Ankit Saxena’s murder and khap killings over a woman’s free choice expose society’s anxiety about its property rights

A Line Of Control For Women
Aftermath | Photograph by Tribhuvan Tiwari
Security personnel outside Ankit Saxena’s house in Delhi’s Raghubir Nagar
A Line Of Control For Women
outlookindia.com
2018-02-19T12:55:54+05:30

The headlines are relentless, every day bringing fresh news of society’s revenge upon women. The image is starkest in parts of India where they were lucky enough to live in the first place. Where gynocide—a genocide of newborn/unborn women—is a silent, ongoing routine.

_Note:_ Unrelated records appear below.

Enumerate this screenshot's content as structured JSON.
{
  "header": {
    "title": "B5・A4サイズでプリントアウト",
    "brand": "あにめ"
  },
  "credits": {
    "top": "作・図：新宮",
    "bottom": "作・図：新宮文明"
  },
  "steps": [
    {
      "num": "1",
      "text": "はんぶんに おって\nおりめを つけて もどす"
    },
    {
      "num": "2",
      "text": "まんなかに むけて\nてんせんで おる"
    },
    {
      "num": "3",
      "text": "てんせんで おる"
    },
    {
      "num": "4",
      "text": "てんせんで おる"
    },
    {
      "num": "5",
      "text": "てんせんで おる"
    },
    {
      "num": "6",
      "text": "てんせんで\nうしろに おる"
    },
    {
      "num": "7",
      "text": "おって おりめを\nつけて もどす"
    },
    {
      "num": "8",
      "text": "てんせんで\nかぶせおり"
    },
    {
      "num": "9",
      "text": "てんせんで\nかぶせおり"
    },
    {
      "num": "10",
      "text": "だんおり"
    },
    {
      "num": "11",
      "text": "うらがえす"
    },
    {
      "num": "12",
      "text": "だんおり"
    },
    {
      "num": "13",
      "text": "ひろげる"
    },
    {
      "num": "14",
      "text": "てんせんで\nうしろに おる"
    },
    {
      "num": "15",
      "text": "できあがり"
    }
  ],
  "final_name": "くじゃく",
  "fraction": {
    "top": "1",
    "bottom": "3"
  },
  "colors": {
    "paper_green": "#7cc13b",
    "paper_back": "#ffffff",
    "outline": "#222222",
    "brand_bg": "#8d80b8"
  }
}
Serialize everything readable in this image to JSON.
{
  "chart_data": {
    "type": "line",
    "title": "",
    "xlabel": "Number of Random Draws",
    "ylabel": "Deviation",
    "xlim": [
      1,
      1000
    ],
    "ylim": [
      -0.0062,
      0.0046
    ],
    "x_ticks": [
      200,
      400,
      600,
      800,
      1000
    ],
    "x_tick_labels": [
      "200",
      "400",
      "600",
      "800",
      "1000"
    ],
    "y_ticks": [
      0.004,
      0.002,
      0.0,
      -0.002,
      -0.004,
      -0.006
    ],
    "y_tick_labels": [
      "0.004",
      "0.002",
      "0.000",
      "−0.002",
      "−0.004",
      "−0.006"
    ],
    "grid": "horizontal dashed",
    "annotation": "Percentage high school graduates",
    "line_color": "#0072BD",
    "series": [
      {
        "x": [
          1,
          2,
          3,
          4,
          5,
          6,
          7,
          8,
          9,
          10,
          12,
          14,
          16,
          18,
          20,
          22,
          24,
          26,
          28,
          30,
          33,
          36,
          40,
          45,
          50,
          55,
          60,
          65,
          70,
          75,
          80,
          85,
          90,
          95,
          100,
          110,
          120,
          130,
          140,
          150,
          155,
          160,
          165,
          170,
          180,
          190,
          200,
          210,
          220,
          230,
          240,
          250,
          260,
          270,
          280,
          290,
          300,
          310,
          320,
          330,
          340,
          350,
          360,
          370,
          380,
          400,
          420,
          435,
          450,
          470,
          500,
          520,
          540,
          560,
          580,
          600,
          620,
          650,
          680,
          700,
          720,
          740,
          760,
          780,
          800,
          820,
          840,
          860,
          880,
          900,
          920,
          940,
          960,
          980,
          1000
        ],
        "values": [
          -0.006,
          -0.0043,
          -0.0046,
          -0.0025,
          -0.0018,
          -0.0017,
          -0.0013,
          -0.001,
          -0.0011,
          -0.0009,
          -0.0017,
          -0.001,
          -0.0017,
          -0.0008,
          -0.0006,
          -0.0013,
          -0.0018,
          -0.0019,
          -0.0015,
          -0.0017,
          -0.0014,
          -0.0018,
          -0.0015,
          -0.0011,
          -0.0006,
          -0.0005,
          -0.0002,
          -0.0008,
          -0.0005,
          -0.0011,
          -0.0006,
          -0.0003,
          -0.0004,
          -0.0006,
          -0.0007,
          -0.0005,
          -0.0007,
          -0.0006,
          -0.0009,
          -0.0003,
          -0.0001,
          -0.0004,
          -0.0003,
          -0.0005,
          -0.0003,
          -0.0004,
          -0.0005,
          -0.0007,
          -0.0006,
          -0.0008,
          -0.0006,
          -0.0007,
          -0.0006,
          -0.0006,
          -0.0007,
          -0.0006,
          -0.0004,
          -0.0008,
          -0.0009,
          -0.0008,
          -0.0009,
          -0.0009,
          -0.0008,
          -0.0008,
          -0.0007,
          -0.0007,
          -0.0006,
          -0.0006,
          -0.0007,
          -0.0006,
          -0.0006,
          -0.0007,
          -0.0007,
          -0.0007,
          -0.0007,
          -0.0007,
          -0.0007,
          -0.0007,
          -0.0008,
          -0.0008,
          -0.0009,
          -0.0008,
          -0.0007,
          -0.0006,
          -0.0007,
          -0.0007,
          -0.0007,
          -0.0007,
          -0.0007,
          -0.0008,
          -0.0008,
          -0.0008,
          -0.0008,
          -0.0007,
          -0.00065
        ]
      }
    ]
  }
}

The acts of violence are a way of saying, in incredulity, ‘And then she has the gall to go and develop a free will!’ To think, act and, most of all, to love. Often the revenge takes the form of the object of her desire being crushed. The latest to join the list of young social martyrs is Ankit Saxena. On a list lengthening like a dark shadow over modern Indian life, it’s an intriguing presence: an inversion of the normal ‘love jehad’ pattern of Hindu girl/Muslim boy. Ankit’s killing is a way of saying: our right over our women is supreme; even a minority status won’t change it.

Classic honour killing, in short. Ins­tead of a regional caste, a nat­ional community feels the anger of someone trespassing on property. Love itself is branded as fake and women, of course, deemed unfit to make that choice. So, a father in Delhi ends his young daughter’s romance by slashing the throat of her boyfriend. Ankit’s girlfriend is in hiding, afraid for her life too, a living symbol of what happens to those who transgress. Before the extra seasoning in the episode—the fact that the woman’s father is a Muslim, which both explains the murder and almost became the only way to decipher it—abates, another middle-aged man masturbates on a bus next to a woman, again in the heart of the capital. (As if she was an image, not a living being.) Fresh outrage is triggered, rinse and repeat. In Bhilwara, Rajasthan, a Jat woman dies of TB, but no one turns up for the funeral. She, a widow, had dared to marry a Dalit. No outrage, rinse and repeat.